The reefs were featured in an episode of the BBC TV series Coast, with me appearing as one of the local “experts”. You can witness my 15 seconds of TV fame here [JAC: David makes his first appearance at 1:32.]

 

20 Comments

  1. merilee
    Posted July 30, 2020 at 2:31 pm | Permalink

    Fascinating? You don’t have nearly the Scottish accent of the narrator.

    • David Hughes
      Posted July 31, 2020 at 7:57 am | Permalink

      I’m originally from Liverpool, so UK-based listeners may discern my residual “scouse” (i.e. Liverpudlian) flat vowels. I’ve lived in Scotland for over 30 years, but English incomers like me never pick up the accent, just as Scots who move south of the border never lose theirs.

  2. rickflick
    Posted July 30, 2020 at 2:37 pm | Permalink

    Tube worm city! Seems to play the ecological role of the many coral found in tropical seas. Marvelous career. Congratulations.

  3. jezgrove
    Posted July 30, 2020 at 2:52 pm | Permalink

    This feature never ceases to fascinate me – thanks for sharing your photos and story, David!

  4. Mark R.
    Posted July 30, 2020 at 3:07 pm | Permalink

    Another WEIT gravel inspector! Fascinating creatures and occupation.
    “Just north of Oban”. Never been to Oban, but I love their Scotch.
    Thanks for your contribution.

    • merilee
      Posted July 30, 2020 at 3:37 pm | Permalink

      Haven’t “seen” gravelinspectoraiden in ages!

      • rickflick
        Posted July 30, 2020 at 4:03 pm | Permalink

        He must have gone down in a cave to do inspection and not yet finished.

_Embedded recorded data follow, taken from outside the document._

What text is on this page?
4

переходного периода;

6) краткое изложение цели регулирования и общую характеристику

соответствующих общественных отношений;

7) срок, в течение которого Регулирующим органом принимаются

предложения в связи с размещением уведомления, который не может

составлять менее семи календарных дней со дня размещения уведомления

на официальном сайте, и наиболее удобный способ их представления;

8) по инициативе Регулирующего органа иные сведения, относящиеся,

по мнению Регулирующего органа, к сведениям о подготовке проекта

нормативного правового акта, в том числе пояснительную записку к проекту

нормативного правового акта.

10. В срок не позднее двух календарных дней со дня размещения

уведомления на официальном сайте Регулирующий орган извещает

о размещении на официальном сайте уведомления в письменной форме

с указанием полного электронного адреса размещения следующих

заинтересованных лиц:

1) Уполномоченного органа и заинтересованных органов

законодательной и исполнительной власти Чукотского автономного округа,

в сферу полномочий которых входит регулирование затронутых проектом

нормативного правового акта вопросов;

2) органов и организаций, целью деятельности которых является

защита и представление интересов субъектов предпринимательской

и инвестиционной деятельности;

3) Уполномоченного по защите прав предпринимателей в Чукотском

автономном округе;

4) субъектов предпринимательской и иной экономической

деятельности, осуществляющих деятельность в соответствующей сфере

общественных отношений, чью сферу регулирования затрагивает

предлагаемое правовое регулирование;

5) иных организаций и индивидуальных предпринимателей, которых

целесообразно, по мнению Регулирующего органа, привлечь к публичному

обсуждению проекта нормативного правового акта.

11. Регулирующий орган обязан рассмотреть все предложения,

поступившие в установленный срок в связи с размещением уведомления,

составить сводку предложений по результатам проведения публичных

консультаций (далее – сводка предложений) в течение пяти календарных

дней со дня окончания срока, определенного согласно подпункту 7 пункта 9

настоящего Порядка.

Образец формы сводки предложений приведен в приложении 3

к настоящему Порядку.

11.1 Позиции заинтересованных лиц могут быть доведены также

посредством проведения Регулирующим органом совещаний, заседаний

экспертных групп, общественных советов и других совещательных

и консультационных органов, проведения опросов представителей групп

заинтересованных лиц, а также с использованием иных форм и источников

Must be a mountain of gravel.

        • merilee
          Posted July 30, 2020 at 4:28 pm | Permalink

          🤓

      • Mark R.
        Posted July 30, 2020 at 4:21 pm | Permalink

        He commented a week ago or so…I forget what the post was about. But yeah, he hasn’t been around much. And I wonder where Michael Fisher is?

        • Mark R.
          Posted July 30, 2020 at 4:23 pm | Permalink

          Or was it Fischer?

        • rickflick
          Posted July 30, 2020 at 4:39 pm | Permalink

          He’s probably writing a 3 volume autobiography with every paragraph properly researched and footnoted. 😀

          • Mark R.
            Posted July 30, 2020 at 4:46 pm | Permalink

            🤣

        • Peter (Oz) Jones
          Posted July 30, 2020 at 7:24 pm | Permalink

          I too miss the forensic skills of Michael.

          One of the features of this site is the range of knowledge of the commenters.

          And it is a place that I feel comfortable posting a comment. Well done Prof for maintaining such civil discourse.

  5. GBJames
    Posted July 30, 2020 at 3:18 pm | Permalink

    Oban. Yet another reason for me to grieve the covid-induced loss of my trip to Scotland this year.

    • Posted July 31, 2020 at 8:32 am | Permalink

      I have spent many years of my life, off and on, living in that lovely town. First as a prawn creeler, then as a proprietor of the local tackle shop. later, I went back to sell life assurance, and finally (so far) went back to run a guest house.

      Now retired and living in the East Neuk of Fife, but I still miss Oban.

      • GBJames
        Posted July 31, 2020 at 9:55 am | Permalink

        I was so looking forward to some of those fresh prawns. F*king covid.

  6. Posted July 30, 2020 at 3:57 pm | Permalink

    Very cool. Love those worm cities.

  7. C.
    Posted July 30, 2020 at 4:54 pm | Permalink

    I’m amazed at all the talented readers too. All I do is putter around my damn yard looking at flowers and turtles. I even bore myself sometimes but the rest of you are amazing.

  8. Heather Hastie
    Posted July 30, 2020 at 8:51 pm | Permalink

    That was wonderful! We had to choose whether we pursued hard science or the social sciences at the age of 15. I’d had really bad science teachers and a love of history, so that’s the direction I went. I’ve known for decades now though that if I’d gone down the science route, I would have ended up in marine biology.

  9. Paul S
    Posted July 31, 2020 at 7:42 am | Permalink

    Marine research, a dream career. Covid has postponed my dive adventures for the near future. You can never have too much time in the water.